Cheney doesn't need state power to consolidate power in the hands of elites. But it helps. Securing government contracts, especially those without much oversight has vastly enriched and expanded corporations such as Halliburton and guns for hire like Blackwater. The more military operations and administrative capacities are allowed to privatize and to expand, the groundwork is laid for corporate actors to pursue their own interests and to enforce them with military force and terror. When non-state actors have the independent power to capture resources and extract payment from those dependent on the resources, those actions are no longer controlled and authorized by states, but by non-state, undemocratic entities. Since they have captured the state (both the U.S. and Iraq) members of those states can still exert influence to limit their power. And we must. Once they are out of office, they can continue enrich and arm themselves against any attempts to bring them to justice.

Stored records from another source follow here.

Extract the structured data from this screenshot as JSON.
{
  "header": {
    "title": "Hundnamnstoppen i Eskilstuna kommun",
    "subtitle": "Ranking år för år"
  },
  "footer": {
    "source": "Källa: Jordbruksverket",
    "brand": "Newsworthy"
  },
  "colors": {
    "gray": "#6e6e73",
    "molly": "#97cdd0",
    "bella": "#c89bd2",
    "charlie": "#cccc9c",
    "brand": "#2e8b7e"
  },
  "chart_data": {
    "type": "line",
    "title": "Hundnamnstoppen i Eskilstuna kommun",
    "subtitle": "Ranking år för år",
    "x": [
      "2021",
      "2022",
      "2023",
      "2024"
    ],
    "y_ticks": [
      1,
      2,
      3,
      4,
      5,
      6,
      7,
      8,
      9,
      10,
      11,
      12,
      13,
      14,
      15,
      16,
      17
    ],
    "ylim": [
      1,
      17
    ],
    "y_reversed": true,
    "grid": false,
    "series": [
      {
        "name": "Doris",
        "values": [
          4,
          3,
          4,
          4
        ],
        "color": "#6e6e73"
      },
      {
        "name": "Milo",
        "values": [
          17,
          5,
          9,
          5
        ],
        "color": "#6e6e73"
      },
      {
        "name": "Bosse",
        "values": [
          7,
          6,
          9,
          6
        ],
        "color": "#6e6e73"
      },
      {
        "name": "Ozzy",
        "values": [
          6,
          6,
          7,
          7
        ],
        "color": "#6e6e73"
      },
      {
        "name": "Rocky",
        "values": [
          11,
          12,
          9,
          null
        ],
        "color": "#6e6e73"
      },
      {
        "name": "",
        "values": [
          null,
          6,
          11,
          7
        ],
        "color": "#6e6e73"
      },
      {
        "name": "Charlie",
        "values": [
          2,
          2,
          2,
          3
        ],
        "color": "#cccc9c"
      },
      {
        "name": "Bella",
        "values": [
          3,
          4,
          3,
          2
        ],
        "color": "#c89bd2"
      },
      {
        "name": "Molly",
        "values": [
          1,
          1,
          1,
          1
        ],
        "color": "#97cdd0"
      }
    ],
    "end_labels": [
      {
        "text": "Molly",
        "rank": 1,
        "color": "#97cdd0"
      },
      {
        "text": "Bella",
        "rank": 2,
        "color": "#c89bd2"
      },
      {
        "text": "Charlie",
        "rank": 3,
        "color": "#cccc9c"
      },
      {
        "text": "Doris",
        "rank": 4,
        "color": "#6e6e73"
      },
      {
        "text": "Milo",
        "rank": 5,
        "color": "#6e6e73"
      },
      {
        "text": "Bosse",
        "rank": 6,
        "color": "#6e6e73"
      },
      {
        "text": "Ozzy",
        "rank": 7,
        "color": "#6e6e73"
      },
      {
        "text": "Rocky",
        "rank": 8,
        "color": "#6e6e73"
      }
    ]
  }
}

We can see how this has operated in the 1980's and 90's when for example: members of the CIA operating through a company called "United Fruit" collaborated with the corrupt contras of Nicaragua to confiscate land from farmers and to tyrannize the population by seizing and murdering anyone who tried to organize democratic institutions or opposition to their activities. Numerous contemporary examples exist as well.

How much easier it is now for a corporation to form a cartel and hire its own military force to enforce its operations and its prices.

This will likely be the terrorist threat of the new century. Congress should be acting now to impose criminal penalties against corporate terrorists because international law is too weak to control Americans acting in foreign countries. Unless American law prohibits these activities and punishes them to the fullest extent of the law, there is nothing to prevent any of us to be at the mercy of these independent powers.